2.10.24

Looking back

The Bureau of Slow Endeavours was a concept until Monique Besten was invited to be an artist in residence at Schmiede in Hallein, Austria. Schmiede has been organising a self assembling event for 23 years, a peer-to-peer yearly festival about cooperation and spending time together where artists from different fields and different corners of the world get together to experiment, teach, learn, create and network. It was the perfect setting for BurSe to present itself for the first time, even more since this year the theme was “Sloth”, focusing on slowness and its meaning. The open structure of Schmiede—providing space, a basic tech infrastructure, a supportive team and 200 curious and motivated practitioners—offers a breading ground for new ideas.
Monique invited long-time collaborator Albert van Veenendaal to join her. They drove a small army of scobys—symbiotic cultures of bacteria and yeast— to Austria, not only to produce kombucha with the natural water from the surroundings but also as muses and inspiration source for the community of Smiths, as the participants of Schmiede are called.
They spent three weeks in a huge former salt refinery on a small island in the river Salzach and installed the Bureau in a corner of the building with a view of the salt that has remained there ever since it stopped its production.
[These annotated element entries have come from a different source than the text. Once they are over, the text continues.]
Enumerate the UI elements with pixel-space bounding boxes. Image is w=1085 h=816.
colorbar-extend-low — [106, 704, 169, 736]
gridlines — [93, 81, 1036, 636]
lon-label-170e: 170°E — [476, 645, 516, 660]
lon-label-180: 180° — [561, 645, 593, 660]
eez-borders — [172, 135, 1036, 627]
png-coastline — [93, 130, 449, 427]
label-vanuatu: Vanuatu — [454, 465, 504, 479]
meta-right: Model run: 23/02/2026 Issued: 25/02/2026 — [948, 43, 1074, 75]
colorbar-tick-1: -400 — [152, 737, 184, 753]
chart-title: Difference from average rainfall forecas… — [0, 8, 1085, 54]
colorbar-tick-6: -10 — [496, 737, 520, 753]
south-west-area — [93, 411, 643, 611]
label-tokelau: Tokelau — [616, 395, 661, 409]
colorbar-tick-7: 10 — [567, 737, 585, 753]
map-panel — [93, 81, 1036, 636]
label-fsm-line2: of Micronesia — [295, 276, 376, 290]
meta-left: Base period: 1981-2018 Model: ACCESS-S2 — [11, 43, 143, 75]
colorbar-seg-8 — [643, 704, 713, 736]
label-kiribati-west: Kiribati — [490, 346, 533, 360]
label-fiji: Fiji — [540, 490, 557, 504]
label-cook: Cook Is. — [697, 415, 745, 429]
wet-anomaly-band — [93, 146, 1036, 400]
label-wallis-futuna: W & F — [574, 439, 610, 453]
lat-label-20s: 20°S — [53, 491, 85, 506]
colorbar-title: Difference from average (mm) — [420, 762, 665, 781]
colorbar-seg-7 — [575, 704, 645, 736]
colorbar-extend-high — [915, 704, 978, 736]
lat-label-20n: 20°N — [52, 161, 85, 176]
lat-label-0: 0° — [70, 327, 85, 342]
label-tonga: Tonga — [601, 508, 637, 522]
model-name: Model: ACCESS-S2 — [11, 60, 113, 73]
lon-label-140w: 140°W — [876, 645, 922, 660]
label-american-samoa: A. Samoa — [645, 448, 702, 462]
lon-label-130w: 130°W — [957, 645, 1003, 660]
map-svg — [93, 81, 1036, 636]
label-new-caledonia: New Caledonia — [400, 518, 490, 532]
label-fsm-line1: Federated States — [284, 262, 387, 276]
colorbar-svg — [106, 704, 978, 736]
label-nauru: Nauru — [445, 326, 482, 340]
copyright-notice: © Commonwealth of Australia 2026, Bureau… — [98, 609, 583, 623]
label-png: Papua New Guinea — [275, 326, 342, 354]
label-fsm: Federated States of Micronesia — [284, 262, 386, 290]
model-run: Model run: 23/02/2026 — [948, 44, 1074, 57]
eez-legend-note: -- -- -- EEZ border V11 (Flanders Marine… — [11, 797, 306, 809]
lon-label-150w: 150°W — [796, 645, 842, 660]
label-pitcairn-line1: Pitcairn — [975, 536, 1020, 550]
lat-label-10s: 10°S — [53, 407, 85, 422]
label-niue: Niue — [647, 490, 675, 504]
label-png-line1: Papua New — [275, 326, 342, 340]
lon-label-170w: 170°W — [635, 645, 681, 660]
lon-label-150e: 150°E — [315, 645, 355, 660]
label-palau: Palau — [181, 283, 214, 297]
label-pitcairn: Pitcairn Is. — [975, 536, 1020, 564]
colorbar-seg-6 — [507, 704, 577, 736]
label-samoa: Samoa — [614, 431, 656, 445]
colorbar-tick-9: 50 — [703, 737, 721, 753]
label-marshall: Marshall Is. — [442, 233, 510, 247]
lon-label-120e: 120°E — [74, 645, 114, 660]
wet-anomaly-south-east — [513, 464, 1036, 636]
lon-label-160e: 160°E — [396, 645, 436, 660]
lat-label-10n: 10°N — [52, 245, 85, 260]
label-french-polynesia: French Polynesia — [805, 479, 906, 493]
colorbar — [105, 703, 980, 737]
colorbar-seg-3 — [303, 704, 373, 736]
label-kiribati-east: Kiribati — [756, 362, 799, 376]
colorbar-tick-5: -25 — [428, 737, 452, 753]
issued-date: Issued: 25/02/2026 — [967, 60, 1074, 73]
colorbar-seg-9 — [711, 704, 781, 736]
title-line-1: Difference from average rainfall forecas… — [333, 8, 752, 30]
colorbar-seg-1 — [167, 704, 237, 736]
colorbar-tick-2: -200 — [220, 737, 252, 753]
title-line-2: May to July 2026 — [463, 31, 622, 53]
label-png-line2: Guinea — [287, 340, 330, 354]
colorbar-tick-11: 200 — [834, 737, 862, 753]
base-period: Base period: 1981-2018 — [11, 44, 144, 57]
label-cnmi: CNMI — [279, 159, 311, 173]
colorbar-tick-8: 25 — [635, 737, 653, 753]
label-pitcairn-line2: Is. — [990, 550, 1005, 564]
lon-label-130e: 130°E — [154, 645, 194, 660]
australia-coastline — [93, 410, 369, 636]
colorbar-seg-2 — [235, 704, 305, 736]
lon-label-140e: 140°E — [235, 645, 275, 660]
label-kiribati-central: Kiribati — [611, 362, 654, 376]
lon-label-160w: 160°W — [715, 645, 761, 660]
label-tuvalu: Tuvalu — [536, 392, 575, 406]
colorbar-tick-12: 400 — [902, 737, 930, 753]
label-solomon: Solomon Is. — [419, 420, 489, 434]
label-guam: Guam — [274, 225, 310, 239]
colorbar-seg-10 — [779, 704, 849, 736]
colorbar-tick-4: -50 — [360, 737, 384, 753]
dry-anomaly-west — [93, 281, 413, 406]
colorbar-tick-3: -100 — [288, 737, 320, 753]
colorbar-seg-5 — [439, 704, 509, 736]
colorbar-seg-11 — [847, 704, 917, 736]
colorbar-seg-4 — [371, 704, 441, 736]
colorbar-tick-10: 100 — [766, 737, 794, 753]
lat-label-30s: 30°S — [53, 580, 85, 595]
Albert, who is a composer and musician,worked on a 25 meter long drawing and inspired by a box he found in the basement with the words “all birds” printed on it, invited Smiths to imagine themselves as a bird and make a little drawing. In the final presentation, his 10 day drawing crossed one of the largest rooms and the birds formed a flock, hanging in open space. He also embarked on a lot of small collaborations and little interventions.
Monique was in charge of the scoby army, gave workshops about making kombucha & other things a scoby can be to you and found adoptive parents who used the scobys in a multitude of ways. Some were mere companions, stood on desks almost motionless, slowly producing kombucha, others were involved in experiments with sound and movement, design, storytelling, virtual reality and so on. During the public presentation on the last day of Schmiede the collectively produced kombucha was tasted, some of it infused with site-specific ingredients like rose petals from the inner courtyard. Symbiosis was a keyword in the project and process: the symbiosis between bacteria and yeast leading to kombucha was symbolic of the symbiosis between the scobys and the Smiths, but also of the gathering of many people from completely different fields exploring and working together.
A lot of materials, stories and new ideas were gathered during this working period and will be processed and given new shapes in the coming time. The Bureau will contribute to a book about this year's Schmiede "Sloth" that will be published in 2025. You can read in more detail about some of the things that happened on this weblog.